UCLA You didn’t come here just to try your best.
Their best defender back home, their top big man looking in a sweatsuit, the Bruins didn’t return Saturday night at T-Mobile Arena while seriously underpowered in a heavyweight title fight.
His counterpunch run ended in the Pac-12 Tournament Championship.
A wild game came down to a mad scramble to finish. Arizona’s Azuolas Tubelis pushed his team to a two-point lead before missing the second with 5.8 seconds left to make the first of two free throws.
of UCLA Jaime Jacquez Jr. grabbed the rebound and dribbled frantically downcourt before passing to the freshman guard Dylan Andrews on the wing.

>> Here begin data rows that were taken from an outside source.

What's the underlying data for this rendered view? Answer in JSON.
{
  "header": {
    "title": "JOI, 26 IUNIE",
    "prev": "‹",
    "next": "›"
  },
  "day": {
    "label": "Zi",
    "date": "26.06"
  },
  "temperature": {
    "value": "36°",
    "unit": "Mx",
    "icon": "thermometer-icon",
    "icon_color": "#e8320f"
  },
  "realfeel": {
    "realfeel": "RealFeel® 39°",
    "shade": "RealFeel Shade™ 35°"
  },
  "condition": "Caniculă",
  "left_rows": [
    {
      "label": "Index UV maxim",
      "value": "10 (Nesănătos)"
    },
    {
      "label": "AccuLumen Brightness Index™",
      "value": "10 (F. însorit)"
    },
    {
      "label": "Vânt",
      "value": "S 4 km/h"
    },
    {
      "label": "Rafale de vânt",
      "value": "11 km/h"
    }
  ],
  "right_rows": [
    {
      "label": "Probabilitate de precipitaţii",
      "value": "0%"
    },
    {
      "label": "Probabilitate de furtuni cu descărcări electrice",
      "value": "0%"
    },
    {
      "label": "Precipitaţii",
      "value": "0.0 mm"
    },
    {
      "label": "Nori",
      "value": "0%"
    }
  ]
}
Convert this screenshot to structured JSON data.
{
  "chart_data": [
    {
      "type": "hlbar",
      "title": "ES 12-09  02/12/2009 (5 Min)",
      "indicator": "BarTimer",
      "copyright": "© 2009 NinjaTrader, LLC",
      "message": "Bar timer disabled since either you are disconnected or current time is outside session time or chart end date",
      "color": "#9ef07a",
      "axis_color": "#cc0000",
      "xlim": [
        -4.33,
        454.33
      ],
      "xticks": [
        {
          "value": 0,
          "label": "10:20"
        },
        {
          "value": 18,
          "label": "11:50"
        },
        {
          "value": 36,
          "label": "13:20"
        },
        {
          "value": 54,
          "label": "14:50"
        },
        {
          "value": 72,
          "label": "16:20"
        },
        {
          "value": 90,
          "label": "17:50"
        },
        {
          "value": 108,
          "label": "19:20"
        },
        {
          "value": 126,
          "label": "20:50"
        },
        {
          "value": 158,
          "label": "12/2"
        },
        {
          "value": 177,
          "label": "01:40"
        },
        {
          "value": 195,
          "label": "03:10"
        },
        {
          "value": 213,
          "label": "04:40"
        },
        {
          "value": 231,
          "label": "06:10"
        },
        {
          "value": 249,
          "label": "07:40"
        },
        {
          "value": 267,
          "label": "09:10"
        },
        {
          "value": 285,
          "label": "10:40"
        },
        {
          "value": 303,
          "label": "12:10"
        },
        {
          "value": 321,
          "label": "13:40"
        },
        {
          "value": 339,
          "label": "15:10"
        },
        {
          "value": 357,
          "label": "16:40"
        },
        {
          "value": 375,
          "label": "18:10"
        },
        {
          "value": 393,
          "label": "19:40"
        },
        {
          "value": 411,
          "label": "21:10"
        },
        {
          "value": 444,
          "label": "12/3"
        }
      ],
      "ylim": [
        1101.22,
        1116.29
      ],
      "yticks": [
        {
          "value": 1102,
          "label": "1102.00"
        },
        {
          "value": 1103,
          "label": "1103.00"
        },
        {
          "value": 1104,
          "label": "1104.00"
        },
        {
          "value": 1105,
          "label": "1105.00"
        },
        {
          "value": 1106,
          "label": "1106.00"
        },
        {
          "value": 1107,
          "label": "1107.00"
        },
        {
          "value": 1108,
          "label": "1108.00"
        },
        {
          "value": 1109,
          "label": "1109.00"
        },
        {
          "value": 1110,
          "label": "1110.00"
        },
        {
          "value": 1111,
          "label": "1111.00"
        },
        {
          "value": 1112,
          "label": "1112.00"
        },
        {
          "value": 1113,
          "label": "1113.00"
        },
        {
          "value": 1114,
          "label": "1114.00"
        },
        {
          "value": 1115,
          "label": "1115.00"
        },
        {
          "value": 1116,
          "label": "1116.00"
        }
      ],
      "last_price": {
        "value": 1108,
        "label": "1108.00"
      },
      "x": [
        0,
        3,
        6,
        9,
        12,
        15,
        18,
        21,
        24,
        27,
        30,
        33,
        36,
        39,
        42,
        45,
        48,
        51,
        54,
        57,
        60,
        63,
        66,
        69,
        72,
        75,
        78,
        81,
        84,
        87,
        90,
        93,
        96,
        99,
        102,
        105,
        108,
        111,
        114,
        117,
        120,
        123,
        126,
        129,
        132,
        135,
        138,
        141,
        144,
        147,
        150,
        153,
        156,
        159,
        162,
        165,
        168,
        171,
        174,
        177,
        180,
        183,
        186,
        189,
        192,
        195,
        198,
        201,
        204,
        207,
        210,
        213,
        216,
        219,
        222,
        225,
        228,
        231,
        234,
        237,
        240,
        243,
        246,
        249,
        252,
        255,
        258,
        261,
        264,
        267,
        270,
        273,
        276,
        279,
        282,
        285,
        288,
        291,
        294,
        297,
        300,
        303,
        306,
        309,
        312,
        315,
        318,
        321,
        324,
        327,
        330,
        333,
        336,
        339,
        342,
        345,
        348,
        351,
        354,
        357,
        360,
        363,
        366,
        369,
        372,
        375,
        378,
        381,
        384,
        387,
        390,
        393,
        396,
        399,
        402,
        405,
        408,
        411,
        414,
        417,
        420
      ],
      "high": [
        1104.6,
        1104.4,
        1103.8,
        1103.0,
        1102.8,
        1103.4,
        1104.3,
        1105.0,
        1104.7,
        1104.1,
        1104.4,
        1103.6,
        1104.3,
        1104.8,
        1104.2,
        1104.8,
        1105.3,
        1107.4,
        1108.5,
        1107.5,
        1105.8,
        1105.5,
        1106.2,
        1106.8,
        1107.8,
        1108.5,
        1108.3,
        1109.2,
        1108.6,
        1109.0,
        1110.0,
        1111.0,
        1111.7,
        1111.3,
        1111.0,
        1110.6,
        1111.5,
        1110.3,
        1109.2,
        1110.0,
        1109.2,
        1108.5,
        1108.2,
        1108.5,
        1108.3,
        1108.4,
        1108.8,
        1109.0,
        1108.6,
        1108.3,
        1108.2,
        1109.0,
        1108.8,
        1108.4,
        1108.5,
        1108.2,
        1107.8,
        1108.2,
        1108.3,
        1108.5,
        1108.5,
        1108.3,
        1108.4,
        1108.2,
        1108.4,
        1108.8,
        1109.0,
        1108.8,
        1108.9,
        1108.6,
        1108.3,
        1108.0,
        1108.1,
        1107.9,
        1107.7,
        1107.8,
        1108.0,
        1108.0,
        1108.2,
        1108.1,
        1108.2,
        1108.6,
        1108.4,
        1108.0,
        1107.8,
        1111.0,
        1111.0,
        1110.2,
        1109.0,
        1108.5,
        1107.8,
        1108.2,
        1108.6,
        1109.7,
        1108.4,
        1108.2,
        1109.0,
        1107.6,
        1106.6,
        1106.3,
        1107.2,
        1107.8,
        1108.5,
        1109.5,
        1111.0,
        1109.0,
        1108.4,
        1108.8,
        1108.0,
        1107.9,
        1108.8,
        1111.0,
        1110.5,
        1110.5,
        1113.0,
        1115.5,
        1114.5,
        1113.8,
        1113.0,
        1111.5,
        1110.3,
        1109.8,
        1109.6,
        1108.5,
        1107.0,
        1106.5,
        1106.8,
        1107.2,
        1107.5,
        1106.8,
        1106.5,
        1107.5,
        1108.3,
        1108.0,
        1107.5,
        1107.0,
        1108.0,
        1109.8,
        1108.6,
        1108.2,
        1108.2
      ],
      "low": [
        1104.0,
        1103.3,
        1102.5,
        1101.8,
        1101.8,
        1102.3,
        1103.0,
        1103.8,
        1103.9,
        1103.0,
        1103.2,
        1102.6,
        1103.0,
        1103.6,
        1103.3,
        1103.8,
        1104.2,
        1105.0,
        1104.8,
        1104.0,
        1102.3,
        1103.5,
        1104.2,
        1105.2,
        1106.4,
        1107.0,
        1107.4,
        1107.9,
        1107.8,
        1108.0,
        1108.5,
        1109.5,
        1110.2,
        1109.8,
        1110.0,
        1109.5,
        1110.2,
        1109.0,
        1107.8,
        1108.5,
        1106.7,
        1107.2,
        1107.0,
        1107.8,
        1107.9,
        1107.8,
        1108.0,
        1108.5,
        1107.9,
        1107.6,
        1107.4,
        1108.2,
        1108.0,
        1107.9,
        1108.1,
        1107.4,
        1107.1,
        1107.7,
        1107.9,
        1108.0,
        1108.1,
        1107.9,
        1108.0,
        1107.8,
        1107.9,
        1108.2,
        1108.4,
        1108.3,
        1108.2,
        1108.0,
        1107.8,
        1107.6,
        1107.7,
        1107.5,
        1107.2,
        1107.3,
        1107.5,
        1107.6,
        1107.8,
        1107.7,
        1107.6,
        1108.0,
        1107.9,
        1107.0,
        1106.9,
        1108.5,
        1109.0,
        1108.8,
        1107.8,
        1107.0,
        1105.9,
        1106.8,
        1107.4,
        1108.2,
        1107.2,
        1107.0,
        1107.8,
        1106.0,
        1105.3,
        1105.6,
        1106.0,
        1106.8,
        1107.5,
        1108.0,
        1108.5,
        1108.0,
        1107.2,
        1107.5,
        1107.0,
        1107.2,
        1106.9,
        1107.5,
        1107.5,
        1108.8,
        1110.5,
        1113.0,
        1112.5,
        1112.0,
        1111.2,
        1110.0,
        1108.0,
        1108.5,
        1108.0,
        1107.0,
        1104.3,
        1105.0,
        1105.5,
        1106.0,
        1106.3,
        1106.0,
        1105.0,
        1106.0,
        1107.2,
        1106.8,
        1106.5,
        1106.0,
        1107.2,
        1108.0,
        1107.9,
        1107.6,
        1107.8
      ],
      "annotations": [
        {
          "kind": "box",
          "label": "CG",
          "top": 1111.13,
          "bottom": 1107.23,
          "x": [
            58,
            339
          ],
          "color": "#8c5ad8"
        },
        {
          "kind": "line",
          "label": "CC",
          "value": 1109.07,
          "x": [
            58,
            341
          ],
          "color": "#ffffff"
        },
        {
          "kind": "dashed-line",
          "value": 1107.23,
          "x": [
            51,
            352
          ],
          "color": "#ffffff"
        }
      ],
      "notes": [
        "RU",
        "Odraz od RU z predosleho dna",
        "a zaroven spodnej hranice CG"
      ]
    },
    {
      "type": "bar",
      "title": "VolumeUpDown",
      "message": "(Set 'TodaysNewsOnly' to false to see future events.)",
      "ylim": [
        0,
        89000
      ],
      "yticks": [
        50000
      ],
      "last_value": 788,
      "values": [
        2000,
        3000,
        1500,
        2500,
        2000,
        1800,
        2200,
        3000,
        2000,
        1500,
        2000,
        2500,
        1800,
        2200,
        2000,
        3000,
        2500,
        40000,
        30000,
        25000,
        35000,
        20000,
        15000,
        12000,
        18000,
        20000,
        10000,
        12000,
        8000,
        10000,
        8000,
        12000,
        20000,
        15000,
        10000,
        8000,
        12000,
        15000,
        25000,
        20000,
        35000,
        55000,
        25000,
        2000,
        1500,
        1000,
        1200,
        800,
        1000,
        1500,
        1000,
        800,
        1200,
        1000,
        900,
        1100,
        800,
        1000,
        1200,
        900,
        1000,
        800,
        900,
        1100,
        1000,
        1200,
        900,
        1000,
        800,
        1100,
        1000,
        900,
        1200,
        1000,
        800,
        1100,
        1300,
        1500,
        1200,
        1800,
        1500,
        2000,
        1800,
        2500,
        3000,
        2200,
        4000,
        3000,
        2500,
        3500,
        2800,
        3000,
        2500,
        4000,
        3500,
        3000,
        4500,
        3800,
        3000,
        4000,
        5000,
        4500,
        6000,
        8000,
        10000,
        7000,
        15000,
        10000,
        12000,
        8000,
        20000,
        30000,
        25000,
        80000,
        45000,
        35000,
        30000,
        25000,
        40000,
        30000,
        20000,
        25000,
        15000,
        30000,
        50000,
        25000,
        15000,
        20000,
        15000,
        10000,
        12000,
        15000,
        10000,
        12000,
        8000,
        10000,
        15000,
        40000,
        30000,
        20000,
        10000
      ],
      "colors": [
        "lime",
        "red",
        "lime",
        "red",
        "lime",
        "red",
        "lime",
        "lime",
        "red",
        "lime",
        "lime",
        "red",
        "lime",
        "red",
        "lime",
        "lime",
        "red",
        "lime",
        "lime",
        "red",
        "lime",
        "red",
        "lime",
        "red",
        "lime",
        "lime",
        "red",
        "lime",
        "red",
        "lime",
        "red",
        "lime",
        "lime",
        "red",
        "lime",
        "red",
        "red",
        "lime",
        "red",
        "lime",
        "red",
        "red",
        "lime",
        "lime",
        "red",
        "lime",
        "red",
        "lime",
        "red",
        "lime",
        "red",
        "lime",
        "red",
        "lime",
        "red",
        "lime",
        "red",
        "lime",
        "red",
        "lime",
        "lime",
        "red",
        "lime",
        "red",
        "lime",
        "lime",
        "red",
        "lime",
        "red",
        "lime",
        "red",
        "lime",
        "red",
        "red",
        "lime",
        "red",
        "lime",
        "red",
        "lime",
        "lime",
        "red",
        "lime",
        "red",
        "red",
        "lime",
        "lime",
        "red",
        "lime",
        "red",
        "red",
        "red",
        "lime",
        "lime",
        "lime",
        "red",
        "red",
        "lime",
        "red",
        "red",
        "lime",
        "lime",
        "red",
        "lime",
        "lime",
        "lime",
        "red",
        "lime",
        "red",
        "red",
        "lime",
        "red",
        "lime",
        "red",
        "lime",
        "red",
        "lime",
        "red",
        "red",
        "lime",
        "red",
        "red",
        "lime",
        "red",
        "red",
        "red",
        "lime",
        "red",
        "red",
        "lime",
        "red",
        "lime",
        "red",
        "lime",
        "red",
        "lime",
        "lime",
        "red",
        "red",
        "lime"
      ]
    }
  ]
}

Andrews rose for a three-pointer that caromed to the side of the rim at the buzzer, preserving the second-seeded Wildcats’ 61–59 victory over the top-seeded Bruins, whose 12-game winning streak ended.
“The wide-open shot to win the game,” UCLA Coach Mick Cronin said later. “it is what it is.”
Eighth-ranked Arizona celebrated their second consecutive title win over UCLA (29-5), while the No. 2 Bruins pondered where they might be seeded in the NCAA Tournament.
Despite being largely short-handed, the Bruins had every chance to pull this one off.
Given a chance to tie the score with 6.8 seconds left, Bruins point guard tiger campbell, an 84.9% free-throw shooter who had been so clutch all week, missed the second of two free throws, the ball spinning around the rim before coming out. Cronin said that Campbell was unnecessarily mad at himself afterward.
“I’ll put my career on the line,” Cronin said, “with Tiger on the line.”
Another opportunity for UCLA was lost when Jacquez fumbled to steal the ball from Tubliss with 1:10 left and the Bruins regained their one-point lead. But after the Bruins called a timeout, Jacquez missed a short jumper.
“I had a lot of good looks,” said Jacquez, who scored 13 points on five-for-18 shooting, “I just missed.”
The Wildcats missed their next shot but Tubliss recovered an offensive rebound and found courtney ramey for a three-pointer that pushed Arizona into a 60–58 lead with 18 seconds left. Cronin suggested that Ramey had pushed Will McClendon before the shot, one of two calls that upset Cronin.
The second call came in the first half when Jacquez cut to Amari Bailey, who made a vicious, one-handed dunk over Arizona’s Pelle Larsen. whistle blows. Believing it was a chance for a three-point play, the Bruins fans roared.
No. The officer made a gesture with his hand to indicate that Bailey had pushed. Outrageous dishonesty. Cronin and Bruins fans were furious.
Cronin said incredulously, “An offensive foul called the guy who had the best dunk of the season.”
It got messed up somehow. On the Wildcats’ next possession, Larson threw down his one-handed dunk, prompting an Arizona fan sitting courtside to shout, “That’s how you do it!”
Bruised but not broken, the Bruins kept fighting back. They took a nine-point lead early in the second half before it looked like their spell might be over. The shots stopped falling. Foul pile.
with the Freshman Center sow edamame The Bruins ran out of big guys in the final minutes, seeing off Friday after injuring his left shoulder. Backup Mac Etienne fouled out with 9:35 left and Kenneth Nuba with four minutes left.
Tubelis scored 19 for the Wildcats (28–6), and Bailey led the Bruins in scoring with 19.
It was supposed to be a chance to settle debates, answer questions, clear any doubts.
These teams met twice this season, each winning once. The respective fan bases had made their cases for supremacy. UCLA was the tougher, more complete team. Arizona possessed a large front line and a potent offense.
The Bruins had just clinched the Pac-12 title last week, sweeping the Wildcats in a four-game runaway. But any reasonable calculation the Bruins had changed drastically over the past week.
junior guard jaylen clark Was out due to a lower leg injury. Bona, a shot-blocking menace, was turned into a cheerleader because of shoulder soreness that wasn’t expected to last him out last Saturday.
The Bruins endured it all as part of a stirring Pac-12 tournament run that was the stuff of Disney, pulling away from Colorado before blitzing Oregon behind the Campbell Barrage. But this challenge was on another level, like climbing the Santa Monica Mountains to Mount Everest.
UCLA almost made it but didn’t quite reach the summit.